Die zweite Ernte im Sommer ist nun auch beendet. Und die rund 350 Imker im Kreis Mettmann haben regelrechte Rekorderträge: Fast doppelt so viel im Vergleich zu einem Sommer mit viel Sonne haben sie dieses Jahr schleudern können. Von Schintling beispielsweise erntet aus den Waben seiner sieben Bienenvölker normalerweise 25 Kilogramm Honig, was 50 Gläsern entspricht. Jetzt aber stehen 100 Gläser in seinem Regal.

Doch bis der Mensch sich den Honig auf ein Croissant streichen oder den Tee damit süßen kann, hat die Biene allerhand zu tun. Die Arbeiterbienen tragen in ihrer Honigblase den Nektar zum Bienenstock und übergeben ihn dort an Kolleginnen.

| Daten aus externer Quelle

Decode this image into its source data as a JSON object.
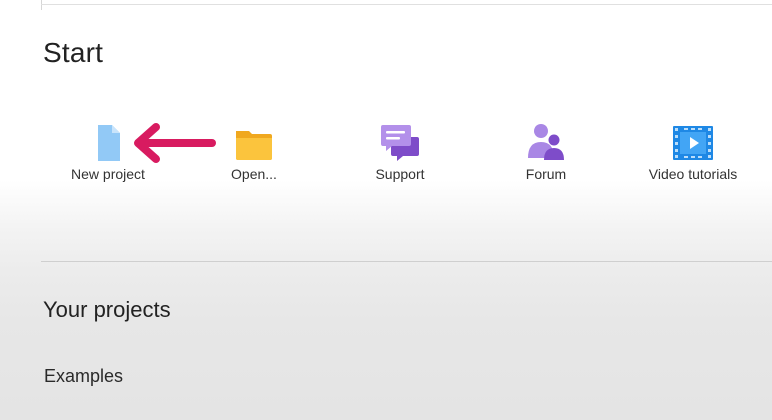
{
  "start": {
    "title": "Start",
    "tiles": [
      {
        "label": "New project",
        "icon": "document-icon",
        "color": "#8fc6f5"
      },
      {
        "label": "Open...",
        "icon": "folder-icon",
        "color": "#f7b733"
      },
      {
        "label": "Support",
        "icon": "chat-bubbles-icon",
        "color": "#8b5fd6"
      },
      {
        "label": "Forum",
        "icon": "people-icon",
        "color": "#8b5fd6"
      },
      {
        "label": "Video tutorials",
        "icon": "film-icon",
        "color": "#1e88e5"
      }
    ]
  },
  "annotation": {
    "icon": "arrow-left-icon",
    "color": "#d81b60"
  },
  "projects": {
    "title": "Your projects",
    "examples_label": "Examples"
  }
}
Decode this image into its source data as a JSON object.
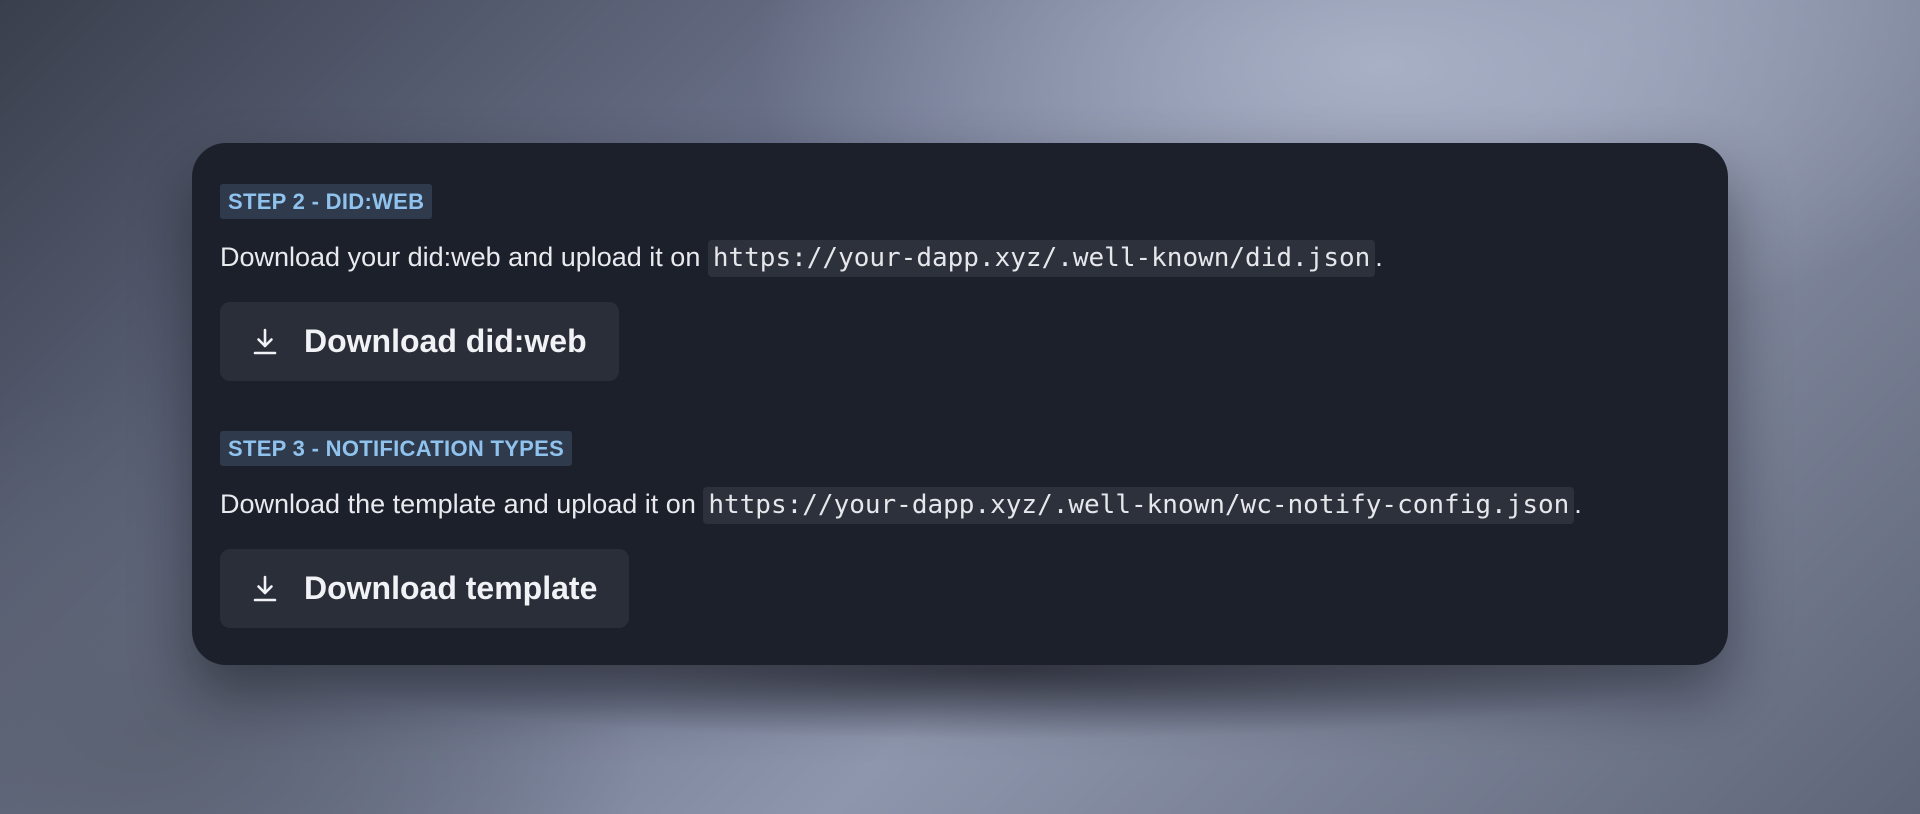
{
  "steps": [
    {
      "badge": "STEP 2 - DID:WEB",
      "description_before": "Download your did:web and upload it on ",
      "code": "https://your-dapp.xyz/.well-known/did.json",
      "description_after": ".",
      "button_label": "Download did:web",
      "button_icon": "download-icon"
    },
    {
      "badge": "STEP 3 - NOTIFICATION TYPES",
      "description_before": "Download the template and upload it on ",
      "code": "https://your-dapp.xyz/.well-known/wc-notify-config.json",
      "description_after": ".",
      "button_label": "Download template",
      "button_icon": "download-icon"
    }
  ],
  "colors": {
    "card_background": "#1c202b",
    "badge_background": "#2f3a4c",
    "badge_text": "#8fc3ee",
    "button_background": "#2a2e39",
    "code_background": "#2d313c"
  }
}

Bis dahin haben sie den Blütensaft schon mit Enzymen aus körpereigenen Säften versetzt.

Die possierlichen Insekten geben sich nicht nur mit einer Blüte zufrieden, wenn sie auf Nektarsuche gehen. Sie brauchen rund 200 verschiedene Blüten für die Honigproduktion. Die Kolleginnen im Stock wiederum versetzen den Nektar mit Enzymen und füllen die klebrige Leckerei dann in die Waben. Merken die Bienen, dass der Honig zu feucht ist, starten sie ein regelrechtes Fitnessprogramm in ihrem Staat — die Biene, sozusagen eine Freundin des kollektiven Sports. „Dann spannen sie die Flügelmuskulatur immer wieder an, um Wärme zu produzieren, damit die Feuchtigkeit verdunstet“, erklärt von Schintling.

Aber nicht nur Blütennektar wird zu Honig. Die Tiere zapfen auch Blattläuse an, die auf Bäumen sitzen. „Das hört vielleicht niemand gerne, aber der Waldhonig, den viele gerne mögen, wird sozusagen aus Läusepippi gemacht.“

Ein Teil des Honigs verfüttern die Bienen aber auch innerhalb des Staates. Erstens an die Nachkommenschaft, zweitens an ihre Monarchin. Besonders, wenn die sich aufmachen will zum Hochzeitsflug. Den hat von Schintling auch in diesem Sommer erleben können.

Ein Volk hat sich geteilt: Eine Königin verlässt mit der Hälfte ihres Volkes ihren Staat. Die hinterbliebenen Bienen verlieren dann zwar kurzfristig die Harmonie, weil sie sich ohne ihre Majestät unwohl fühlen, setzen aber sofort eine Wabe an, aus der eine neue Königin schlüpft. 21 Tage dauert das. Vier Tage nach ihrer Geburt wird sie von ihrem Hofstaat kräftig mit Honig gefüttert. Denn für ihren Hochzeitsflug zu den Drohnen, den männlichen Bienen, muss sie eine ordentliche Strecke zurücklegen. Da braucht sie Energie. „Die neue Königin fliegt zwei Kilometer in die Höhe, wo die Männchen warten, um sie zu begatten. Ist das Liebesspiel vorbei, fliegt sie zurück zu ihrem Bienenvolk und legt ihre Eier in die Waben.“

Und weil sich genau dieses Spektakel auf dem Gelände von Imker von Schintling ereignet hat, hat er nun ein weiteres Bienenvolk auf seinem Grundstück. Er wird im kommenden Jahr also noch mehr Honig ernten können. Vorher geht es für die Tiere aber in den Winterschlaf — in der Regel Ende Oktober. Denn die Tiere mögen es nicht, wenn es zu frostig wird. Wird es kühler als zwölf Grad, stellen sie das Fliegen ein. Dann haben sie nur noch eine Aufgabe bis zum nächsten Frühling: den Stock auf 35 Grad zu erwärmen. Denn die Monarchin mag es kuschelig warm.